En 2016, Hallie Street rédige une thèse de doctorat supervisée par Michael Caldwell, qui réalise la première description et diagnose appropriés de M. hoffmannii basé uniquement sur le spécimen holotype depuis son identification plus de deux cents ans auparavant. Cette réévaluation de l'holotype clarifie les ambiguïtés qui tourmentaient les chercheurs précédents et permet une révision taxonomique significative du genre. Une étude phylogénétique fut même réalisée, testant les relations entre M. hoffmannii et douze espèces candidates de Mosasaurus, à savoir M. missouriensis, M. dekayi, M. gracilis, M. maximus, M. conodon, M. lemonnieri, M. beaugei, M. ivoensis, M. mokoroa, M. hobetsuensis, M. flemingi et M. prismaticus. Parmi ces douze taxons nommés, seuls M. missouriensis et M. lemonnieri sont maintenues comme des espèces distinctes au sein du genre. M. beaugei, M. dekayi et M. maximus sont quand à eux récupérés comme des synonymes juniors de M. hoffmannii. Le placement de M. gracilis et M. ivoensis en dehors de la sous-famille des Mosasaurinae est également réaffirmé. M. hobetsuensis et M. flemingi sont récupérés en tant que représentants de Moanasaurus et renommés en conséquence. M. mokoroa et M. prismaticus sont récupérés comme appartenant à des genres distincts, nommés respectivement Antipodinectes et Umikosaurus.

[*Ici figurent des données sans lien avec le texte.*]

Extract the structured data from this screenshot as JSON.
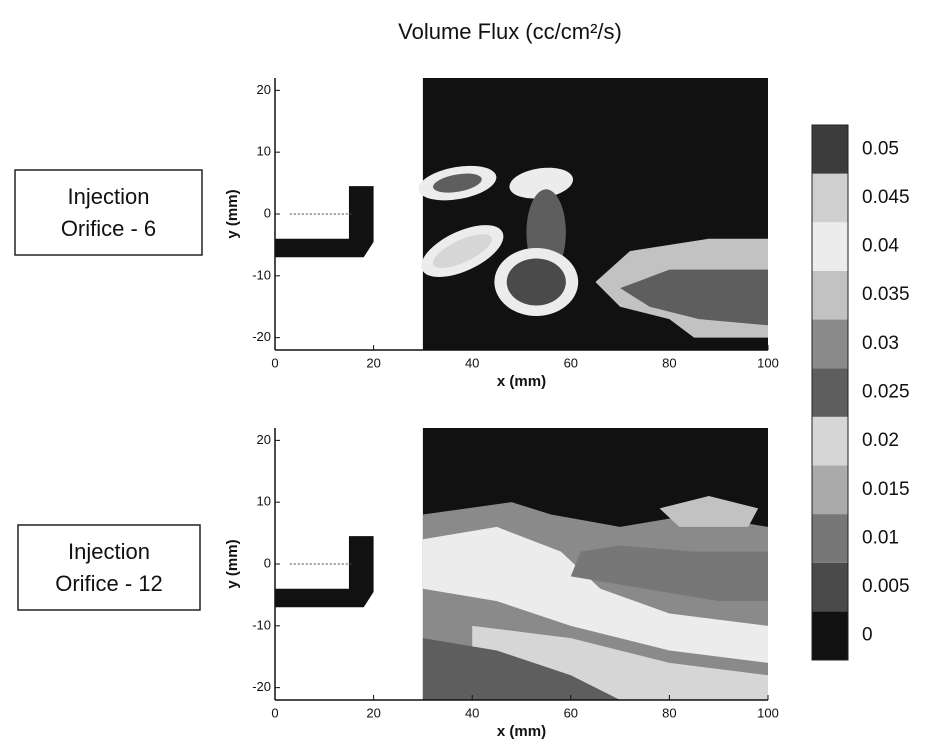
{
  "chart_data": {
    "type": "contour",
    "title": "Volume Flux  (cc/cm²/s)",
    "xlabel": "x (mm)",
    "ylabel": "y (mm)",
    "xlim": [
      0,
      100
    ],
    "xticks": [
      0,
      20,
      40,
      60,
      80,
      100
    ],
    "ylim": [
      -22,
      22
    ],
    "yticks": [
      -20,
      -10,
      0,
      10,
      20
    ],
    "colorbar": {
      "ticks": [
        0,
        0.005,
        0.01,
        0.015,
        0.02,
        0.025,
        0.03,
        0.035,
        0.04,
        0.045,
        0.05
      ],
      "colors": [
        "#111111",
        "#4a4a4a",
        "#777777",
        "#aaaaaa",
        "#d6d6d6",
        "#5e5e5e",
        "#8a8a8a",
        "#c2c2c2",
        "#ececec",
        "#cfcfcf",
        "#3c3c3c"
      ]
    },
    "panels": [
      {
        "label": [
          "Injection",
          "Orifice - 6"
        ],
        "regions": [
          {
            "level": 0
          },
          {
            "level": 0.04
          },
          {
            "level": 0.025
          },
          {
            "level": 0.04
          },
          {
            "level": 0.04
          },
          {
            "level": 0.02
          },
          {
            "level": 0.025
          },
          {
            "level": 0.04
          },
          {
            "level": 0.005
          },
          {
            "level": 0.035
          },
          {
            "level": 0.025
          }
        ]
      },
      {
        "label": [
          "Injection",
          "Orifice - 12"
        ],
        "regions": [
          {
            "level": 0
          },
          {
            "level": 0.03
          },
          {
            "level": 0.04
          },
          {
            "level": 0.02
          },
          {
            "level": 0.01
          },
          {
            "level": 0.035
          },
          {
            "level": 0.025
          }
        ]
      }
    ]
  }
}
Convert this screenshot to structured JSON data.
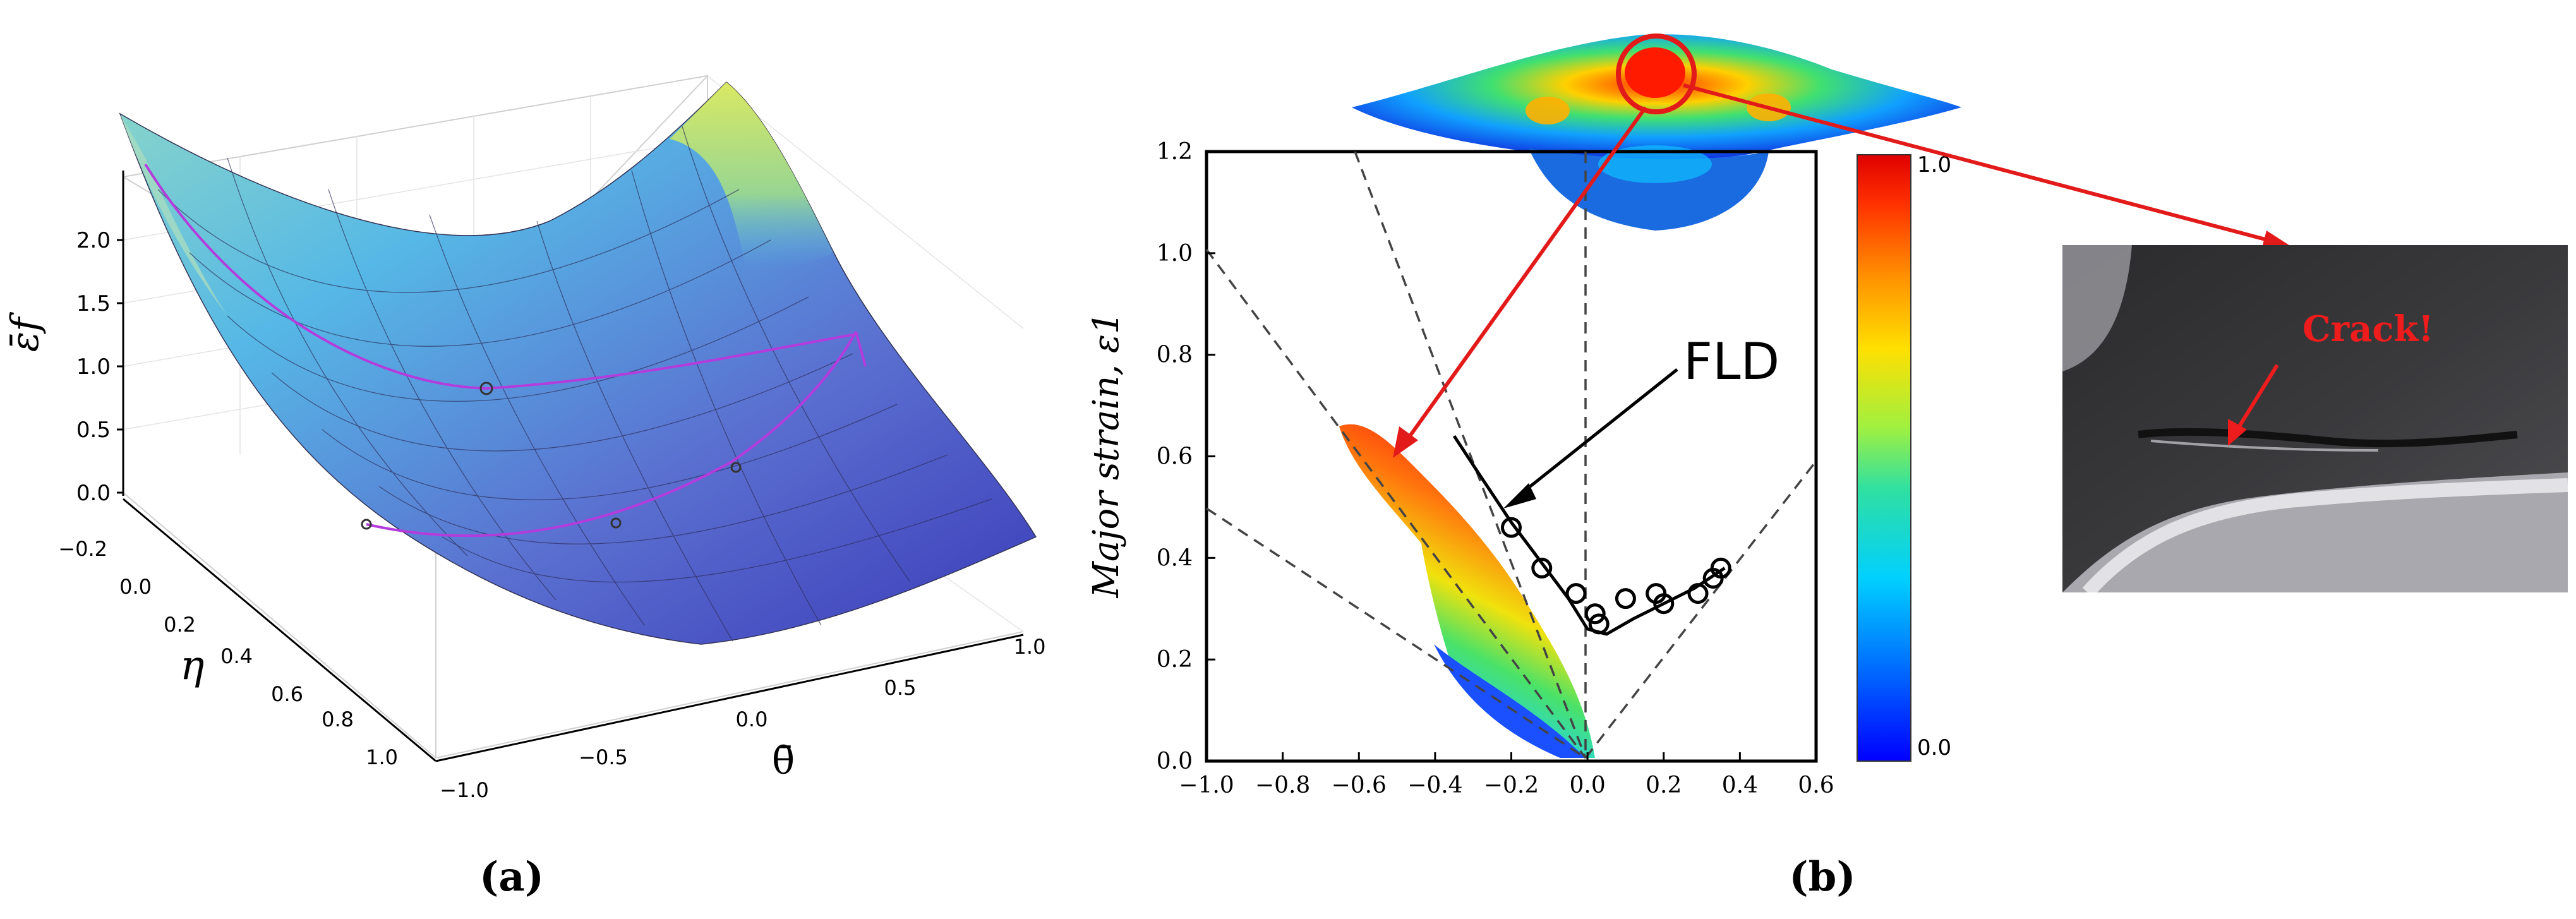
{
  "panel_a": {
    "caption": "(a)",
    "z_axis_label": "ε̄f",
    "z_ticks": [
      "0.0",
      "0.5",
      "1.0",
      "1.5",
      "2.0"
    ],
    "eta_axis_label": "η",
    "eta_ticks": [
      "−0.2",
      "0.0",
      "0.2",
      "0.4",
      "0.6",
      "0.8",
      "1.0"
    ],
    "theta_axis_label": "θ̄",
    "theta_ticks": [
      "−1.0",
      "−0.5",
      "0.0",
      "0.5",
      "1.0"
    ],
    "colors": {
      "surface_high": "#d8ec5a",
      "surface_mid": "#4fbde0",
      "surface_low": "#3f3fbf",
      "curve": "#b43cdc"
    }
  },
  "panel_b": {
    "caption": "(b)",
    "y_axis_label": "Major strain, ε1",
    "fld_label": "FLD",
    "colorbar_max": "1.0",
    "colorbar_min": "0.0",
    "photo_label": "Crack!",
    "chart_data": {
      "type": "scatter",
      "xlim": [
        -1.0,
        0.6
      ],
      "ylim": [
        0.0,
        1.2
      ],
      "x_ticks": [
        "−1.0",
        "−0.8",
        "−0.6",
        "−0.4",
        "−0.2",
        "0.0",
        "0.2",
        "0.4",
        "0.6"
      ],
      "y_ticks": [
        "0.0",
        "0.2",
        "0.4",
        "0.6",
        "0.8",
        "1.0",
        "1.2"
      ],
      "fld_curve": [
        {
          "x": -0.35,
          "y": 0.64
        },
        {
          "x": -0.28,
          "y": 0.56
        },
        {
          "x": -0.2,
          "y": 0.47
        },
        {
          "x": -0.12,
          "y": 0.39
        },
        {
          "x": -0.05,
          "y": 0.32
        },
        {
          "x": 0.0,
          "y": 0.26
        },
        {
          "x": 0.05,
          "y": 0.25
        },
        {
          "x": 0.12,
          "y": 0.28
        },
        {
          "x": 0.2,
          "y": 0.31
        },
        {
          "x": 0.28,
          "y": 0.34
        },
        {
          "x": 0.36,
          "y": 0.38
        }
      ],
      "experimental_points": [
        {
          "x": -0.2,
          "y": 0.46
        },
        {
          "x": -0.12,
          "y": 0.38
        },
        {
          "x": -0.03,
          "y": 0.33
        },
        {
          "x": 0.02,
          "y": 0.29
        },
        {
          "x": 0.03,
          "y": 0.27
        },
        {
          "x": 0.1,
          "y": 0.32
        },
        {
          "x": 0.18,
          "y": 0.33
        },
        {
          "x": 0.2,
          "y": 0.31
        },
        {
          "x": 0.29,
          "y": 0.33
        },
        {
          "x": 0.33,
          "y": 0.36
        },
        {
          "x": 0.35,
          "y": 0.38
        }
      ],
      "colorbar_range": [
        0.0,
        1.0
      ]
    },
    "colors": {
      "arrow": "#e21a1a",
      "ring": "#e21a1a",
      "fld_arrow": "#000000"
    }
  }
}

Des représentants de M. conodon provenant du Midwest des États-Unis sont récupérés comme appartenant à M. missouriensis, tandis que les représentants de la côte est sont déplacés vers un nouveau genre nommé par la suite Aktisaurus, tout en préservant l'épithète spécifique conodon. Enfin, la thèse considère que le crâne du spécimen IRSNB R12 proviendrait d'une espèce distincte de Mosasaurus. Par conséquent, il est transféré dans l'espèce proposé 'M. glycys', l'épithète spécifique étant une romanisation du grec ancien γλυκύς / ɡlykýs, signifiant « doux », en référence à la résidence du crâne en Belgique et à la « réputation du pays pour la production de chocolat ». Street déclare que le contenu de la thèse est destiné à être publié sous forme d'article scientifique[14].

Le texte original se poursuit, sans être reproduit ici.